Hoy Ábalos se sienta ante el Tribunal Supremo, afrontando imputaciones graves: organización criminal, cohecho, tráfico de influencias, malversación de caudales públicos y uso de información privilegiada, y la fiscalía reclama para él más de 24 años de prisión, según el procedimiento en curso. La carta de 2020, que proclamaba que "el PSOE estará a la altura de las circunstancias" y que ni la animosidad de los adversarios podía poner en peligro lo logrado, se lee ahora con la aspereza de una promesa incumplida.

Además, la investigación no se limita a las adjudicaciones de material sanitario: la presunta trama habría tenido ramificaciones en adjudicaciones de obra pública en las que aparecen implicados otros nombres, entre ellos el ex secretario de Organización Santos Cerdán. La radiografía que dibuja la causa es la de una estructura que, según los agentes, aprovechó influencias para canalizar contratos millonarios.
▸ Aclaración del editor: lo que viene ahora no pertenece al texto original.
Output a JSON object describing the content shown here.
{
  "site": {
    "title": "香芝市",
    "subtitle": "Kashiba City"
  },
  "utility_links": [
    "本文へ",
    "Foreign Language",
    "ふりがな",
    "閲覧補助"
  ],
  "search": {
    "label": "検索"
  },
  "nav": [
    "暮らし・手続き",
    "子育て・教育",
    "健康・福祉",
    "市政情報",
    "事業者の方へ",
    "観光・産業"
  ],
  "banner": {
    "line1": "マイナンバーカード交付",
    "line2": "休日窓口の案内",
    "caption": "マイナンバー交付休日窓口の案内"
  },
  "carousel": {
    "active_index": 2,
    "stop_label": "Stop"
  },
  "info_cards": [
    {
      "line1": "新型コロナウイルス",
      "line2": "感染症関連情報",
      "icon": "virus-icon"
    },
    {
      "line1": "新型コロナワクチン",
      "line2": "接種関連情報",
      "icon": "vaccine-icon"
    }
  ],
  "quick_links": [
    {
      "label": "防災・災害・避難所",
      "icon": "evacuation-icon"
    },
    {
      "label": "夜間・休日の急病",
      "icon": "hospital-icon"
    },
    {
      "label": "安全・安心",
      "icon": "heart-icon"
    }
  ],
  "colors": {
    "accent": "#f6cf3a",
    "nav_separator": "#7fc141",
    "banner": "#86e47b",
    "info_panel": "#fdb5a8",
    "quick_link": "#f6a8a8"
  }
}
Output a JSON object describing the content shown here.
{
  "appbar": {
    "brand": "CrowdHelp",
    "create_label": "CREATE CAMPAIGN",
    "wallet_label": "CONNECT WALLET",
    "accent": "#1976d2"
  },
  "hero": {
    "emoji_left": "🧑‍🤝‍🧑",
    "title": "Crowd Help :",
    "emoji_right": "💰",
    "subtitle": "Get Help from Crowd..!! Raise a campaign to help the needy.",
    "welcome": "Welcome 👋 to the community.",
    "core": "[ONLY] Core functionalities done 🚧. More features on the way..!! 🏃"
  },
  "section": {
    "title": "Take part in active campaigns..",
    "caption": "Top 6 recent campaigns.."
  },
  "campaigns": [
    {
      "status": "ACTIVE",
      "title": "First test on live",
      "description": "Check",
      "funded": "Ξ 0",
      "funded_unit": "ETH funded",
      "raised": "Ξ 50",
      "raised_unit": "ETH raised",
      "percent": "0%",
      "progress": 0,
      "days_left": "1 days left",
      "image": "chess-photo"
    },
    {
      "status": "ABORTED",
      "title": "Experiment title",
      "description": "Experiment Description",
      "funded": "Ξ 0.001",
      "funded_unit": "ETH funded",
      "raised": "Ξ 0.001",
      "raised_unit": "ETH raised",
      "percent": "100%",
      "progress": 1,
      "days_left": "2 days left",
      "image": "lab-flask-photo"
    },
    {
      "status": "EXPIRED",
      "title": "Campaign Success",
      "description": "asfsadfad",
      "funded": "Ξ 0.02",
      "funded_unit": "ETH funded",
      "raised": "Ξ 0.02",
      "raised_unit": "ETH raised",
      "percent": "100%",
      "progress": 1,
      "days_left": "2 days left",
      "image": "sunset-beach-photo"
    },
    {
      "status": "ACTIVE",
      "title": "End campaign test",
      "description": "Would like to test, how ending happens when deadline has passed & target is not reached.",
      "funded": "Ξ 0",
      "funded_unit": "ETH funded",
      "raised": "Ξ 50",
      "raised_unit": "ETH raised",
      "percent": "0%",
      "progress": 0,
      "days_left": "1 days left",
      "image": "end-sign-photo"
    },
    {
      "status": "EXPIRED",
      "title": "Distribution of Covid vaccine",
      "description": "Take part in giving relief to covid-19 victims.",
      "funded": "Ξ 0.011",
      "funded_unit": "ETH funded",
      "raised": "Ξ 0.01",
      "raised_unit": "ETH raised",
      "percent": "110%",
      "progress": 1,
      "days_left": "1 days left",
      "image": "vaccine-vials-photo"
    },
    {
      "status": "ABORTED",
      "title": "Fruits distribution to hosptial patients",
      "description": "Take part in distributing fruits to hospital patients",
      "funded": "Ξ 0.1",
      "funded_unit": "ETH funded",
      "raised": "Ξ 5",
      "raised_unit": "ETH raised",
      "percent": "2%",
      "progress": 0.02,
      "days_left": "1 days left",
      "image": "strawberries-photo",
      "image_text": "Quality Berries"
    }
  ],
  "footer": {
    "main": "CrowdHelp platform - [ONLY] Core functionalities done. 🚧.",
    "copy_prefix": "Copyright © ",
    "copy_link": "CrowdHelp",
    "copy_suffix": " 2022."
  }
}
No se trata de literatura política ni de retórica militante: son diligencias y diligencias que sitúan a un ex alto cargo y a colaboradores próximos en el centro de una investigación que sacude al propio partido que Ábalos enarbolaba en su misiva. La coherencia entre palabra y acto es una exigencia cívica elemental; cuando falta, la política se degrada y la confianza pública se resiente.

Queda por ver, en la sala del Supremo, si las palabras pronunciadas y las decisiones ejecutadas convergen o se contradicen irreparablemente. Mientras tanto, los ciudadanos observan: la apelación a los valores no puede ser un envoltorio que oculte decisiones que ahora están siendo investigadas por la Justicia.